Although rpgsoundmixer comes with a variety of sound effects, there are some other good sources out there that you can download onto your computer and then add them to the soundmixer directory for use in its program.

Here are some good sources I've found:

Toxic Bag Productions: http://toxicbag.com/gmc.sht

Midnight Syndicate CDs (musical scores, no special effects): http://www.midnightsyndicate.com/

A good source for finding sound effects on the web: http://www.findsounds.com/

If you peruse the rpgsoundmixer boards, you'll find some good links in there for sources of sound effects as well. Warning: rpgsoundmixer is a german company, but they do their best to translate information into english, but the boards are a mix of english and german.

Good luck!
 


I've taken sound effects from EverQuest, Doom, F.E.A.R., WoW, and Neverwinter Nights (as well as few oddball ones here and there) and used them for my games. I use a program called Audacity when I want to mix a loop (prepared before the game, naturally).

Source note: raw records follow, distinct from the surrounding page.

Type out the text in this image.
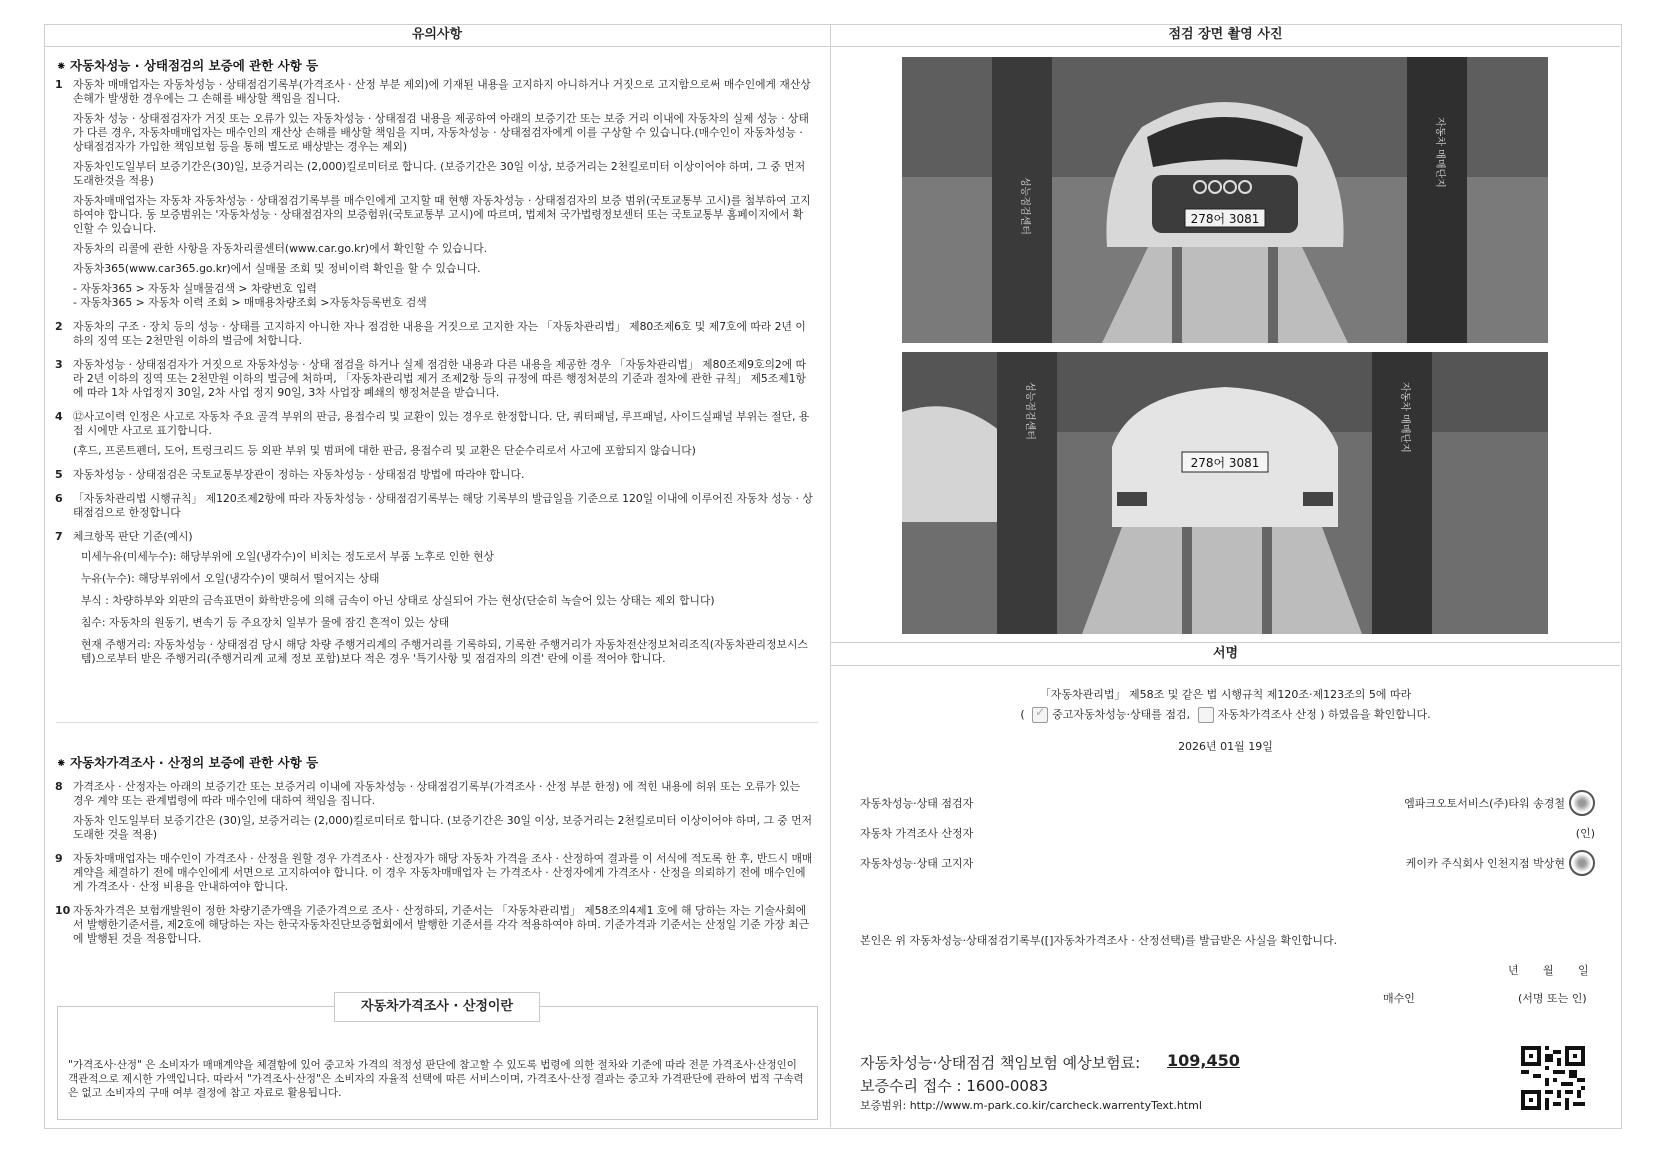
유의사항	점검 장면 촬영 사진
⁕ 자동차성능 · 상태점검의 보증에 관한 사항 등
1 자동차 매매업자는 자동차성능 · 상태점검기록부(가격조사 · 산정 부분 제외)에 기재된 내용을 고지하지 아니하거나 거짓으로 고지함으로써 매수인에게 재산상 손해가 발생한 경우에는 그 손해를 배상할 책임을 집니다.
자동차 성능 · 상태점검자가 거짓 또는 오류가 있는 자동차성능 · 상태점검 내용을 제공하여 아래의 보증기간 또는 보증 거리 이내에 자동차의 실제 성능 · 상태가 다른 경우, 자동차매매업자는 매수인의 재산상 손해를 배상할 책임을 지며, 자동차성능 · 상태점검자에게 이를 구상할 수 있습니다.(매수인이 자동차성능 · 상태점검자가 가입한 책임보험 등을 통해 별도로 배상받는 경우는 제외)
자동차인도일부터 보증기간은(30)일, 보증거리는 (2,000)킬로미터로 합니다. (보증기간은 30일 이상, 보증거리는 2천킬로미터 이상이어야 하며, 그 중 먼저 도래한것을 적용)
자동차매매업자는 자동차 자동차성능 · 상태점검기록부를 매수인에게 고지할 때 현행 자동차성능 · 상태점검자의 보증 범위(국토교통부 고시)를 첨부하여 고지하여야 합니다. 동 보증범위는 '자동차성능 · 상태점검자의 보증험위(국토교통부 고시)에 따르며, 법제처 국가법령정보센터 또는 국토교통부 홈페이지에서 확인할 수 있습니다.
자동차의 리콜에 관한 사항을 자동차리콜센터(www.car.go.kr)에서 확인할 수 있습니다.
자동차365(www.car365.go.kr)에서 실매물 조회 및 정비이력 확인을 할 수 있습니다.
- 자동차365 > 자동차 실매물검색 > 차량번호 입력
- 자동차365 > 자동차 이력 조회 > 매매용차량조회 >자동차등록번호 검색
2 자동차의 구조 · 장치 등의 성능 · 상태를 고지하지 아니한 자나 점검한 내용을 거짓으로 고지한 자는 「자동차관리법」 제80조제6호 및 제7호에 따라 2년 이하의 징역 또는 2천만원 이하의 벌금에 처합니다.
3 자동차성능 · 상태점검자가 거짓으로 자동차성능 · 상태 점검을 하거나 실제 점검한 내용과 다른 내용을 제공한 경우 「자동차관리법」 제80조제9호의2에 따라 2년 이하의 징역 또는 2천만원 이하의 벌금에 처하며, 「자동차관리법 제거 조제2항 등의 규정에 따른 행정처분의 기준과 절차에 관한 규칙」 제5조제1항에 따라 1차 사업정지 30일, 2차 사업 정지 90일, 3차 사업장 폐쇄의 행정처분을 받습니다.
4 ⑫사고이력 인정은 사고로 자동차 주요 골격 부위의 판금, 용접수리 및 교환이 있는 경우로 한정합니다. 단, 쿼터패널, 루프패널, 사이드실패널 부위는 절단, 용접 시에만 사고로 표기합니다.
(후드, 프론트펜더, 도어, 트렁크리드 등 외판 부위 및 범퍼에 대한 판금, 용접수리 및 교환은 단순수리로서 사고에 포함되지 않습니다)
5 자동차성능 · 상태점검은 국토교통부장관이 정하는 자동차성능 · 상태점검 방법에 따라야 합니다.
6 「자동차관리법 시행규칙」 제120조제2항에 따라 자동차성능 · 상태점검기록부는 해당 기록부의 발급일을 기준으로 120일 이내에 이루어진 자동차 성능 · 상태점검으로 한정합니다
7 체크항목 판단 기준(예시)
미세누유(미세누수): 해당부위에 오일(냉각수)이 비치는 정도로서 부품 노후로 인한 현상
누유(누수): 해당부위에서 오일(냉각수)이 맺혀서 떨어지는 상태
부식 : 차량하부와 외판의 금속표면이 화학반응에 의해 금속이 아닌 상태로 상실되어 가는 현상(단순히 녹슬어 있는 상태는 제외 합니다)
침수: 자동차의 원동기, 변속기 등 주요장치 일부가 물에 잠긴 흔적이 있는 상태
현재 주행거리: 자동차성능 · 상태점검 당시 해당 차량 주행거리계의 주행거리를 기록하되, 기록한 주행거리가 자동차전산정보처리조직(자동차관리정보시스템)으로부터 받은 주행거리(주행거리계 교체 정보 포함)보다 적은 경우 '특기사항 및 점검자의 의견' 란에 이를 적어야 합니다.
⁕ 자동차가격조사 · 산정의 보증에 관한 사항 등
8 가격조사 · 산정자는 아래의 보증기간 또는 보증거리 이내에 자동차성능 · 상태점검기록부(가격조사 · 산정 부분 한정) 에 적힌 내용에 허위 또는 오류가 있는 경우 계약 또는 관계법령에 따라 매수인에 대하여 책임을 집니다.
자동차 인도일부터 보증기간은 (30)일, 보증거리는 (2,000)킬로미터로 합니다. (보증기간은 30일 이상, 보증거리는 2천킬로미터 이상이어야 하며, 그 중 먼저 도래한 것을 적용)
9 자동차매매업자는 매수인이 가격조사 · 산정을 원할 경우 가격조사 · 산정자가 해당 자동차 가격을 조사 · 산정하여 결과를 이 서식에 적도록 한 후, 반드시 매매계약을 체결하기 전에 매수인에게 서면으로 고지하여야 합니다. 이 경우 자동차매매업자 는 가격조사 · 산정자에게 가격조사 · 산정을 의뢰하기 전에 매수인에게 가격조사 · 산정 비용을 안내하여야 합니다.
10 자동차가격은 보험개발원이 정한 차량기준가액을 기준가격으로 조사 · 산정하되, 기준서는 「자동차관리법」 제58조의4제1 호에 해 당하는 자는 기술사회에서 발행한기준서를, 제2호에 해당하는 자는 한국자동차진단보증협회에서 발행한 기준서를 각각 적용하여야 하며. 기준가격과 기준서는 산정일 기준 가장 최근에 발행된 것을 적용합니다.
자동차가격조사 · 산정이란
"가격조사·산정" 은 소비자가 매매계약을 체결함에 있어 중고차 가격의 적정성 판단에 참고할 수 있도록 법령에 의한 절차와 기준에 따라 전문 가격조사·산정인이 객관적으로 제시한 가액입니다. 따라서 "가격조사·산정"은 소비자의 자율적 선택에 따른 서비스이며, 가격조사·산정 결과는 중고차 가격판단에 관하여 법적 구속력은 없고 소비자의 구매 여부 결정에 참고 자료로 활용됩니다.
278어 3081
성능점검센터
자동차 매매단지
278어 3081
성능점검센터	자동차 매매단지
서명
「자동차관리법」 제58조 및 같은 법 시행규칙 제120조·제123조의 5에 따라
( ✓	중고자동차성능·상태를 점검,	자동차가격조사 산정 ) 하였음을 확인합니다.
2026년 01월 19일
자동차성능·상태 점검자	엠파크오토서비스(주)타워 송경철
자동차 가격조사 산정자	(인)
자동차성능·상태 고지자	케이카 주식회사 인천지점 박상현
본인은 위 자동차성능·상태점검기록부([]자동차가격조사 · 산정선택)를 발급받은 사실을 확인합니다.
년 월 일
매수인	(서명 또는 인)
자동차성능·상태점검 책임보험 예상보험료: 109,450
보증수리 접수 : 1600-0083
보증범위: http://www.m-park.co.kir/carcheck.warrentyText.html
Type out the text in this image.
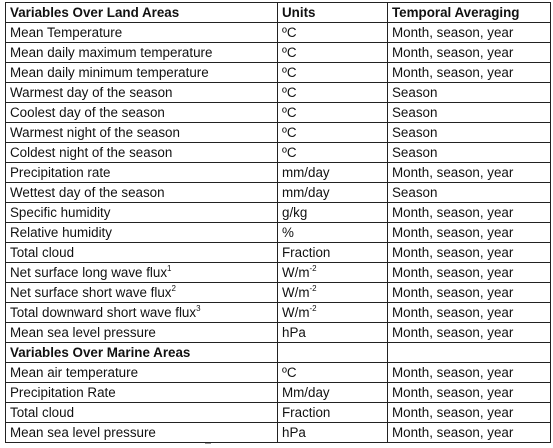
Variables Over Land Areas	Units	Temporal Averaging
Mean Temperature	ºC	Month, season, year
Mean daily maximum temperature	ºC	Month, season, year
Mean daily minimum temperature	ºC	Month, season, year
Warmest day of the season	ºC	Season
Coolest day of the season	ºC	Season
Warmest night of the season	ºC	Season
Coldest night of the season	ºC	Season
Precipitation rate	mm/day	Month, season, year
Wettest day of the season	mm/day	Season
Specific humidity	g/kg	Month, season, year
Relative humidity	%	Month, season, year
Total cloud	Fraction	Month, season, year
Net surface long wave flux$^1$	$W/m^{-2}$	Month, season, year
Net surface short wave flux$^2$	$W/m^{-2}$	Month, season, year
Total downward short wave flux$^3$	$W/m^{-2}$	Month, season, year
Mean sea level pressure	hPa	Month, season, year
Variables Over Marine Areas		
Mean air temperature	ºC	Month, season, year
Precipitation Rate	Mm/day	Month, season, year
Total cloud	Fraction	Month, season, year
Mean sea level pressure	hPa	Month, season, year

To play the sounds, I use VLC Media Player because it is very light (on system resources) and I can open multiple copies of it simultaneously. So before the game, I may have a handful of ambient sound loops ready to go (e.g. thunderstorm, drippy caves, wading through water) and I'll also have some event- or npc-based sounds ready too (e.g. a sudden strike of lightning, a dragon's roar, a huge door slamming shut).

My players really have taken to it.
 



Halloween sound effects CDs are also a good source for various dungeon sounds - creaking/slamming doors, chains, torture, etc. usually inexpensive, especially the day AFTER Halloween.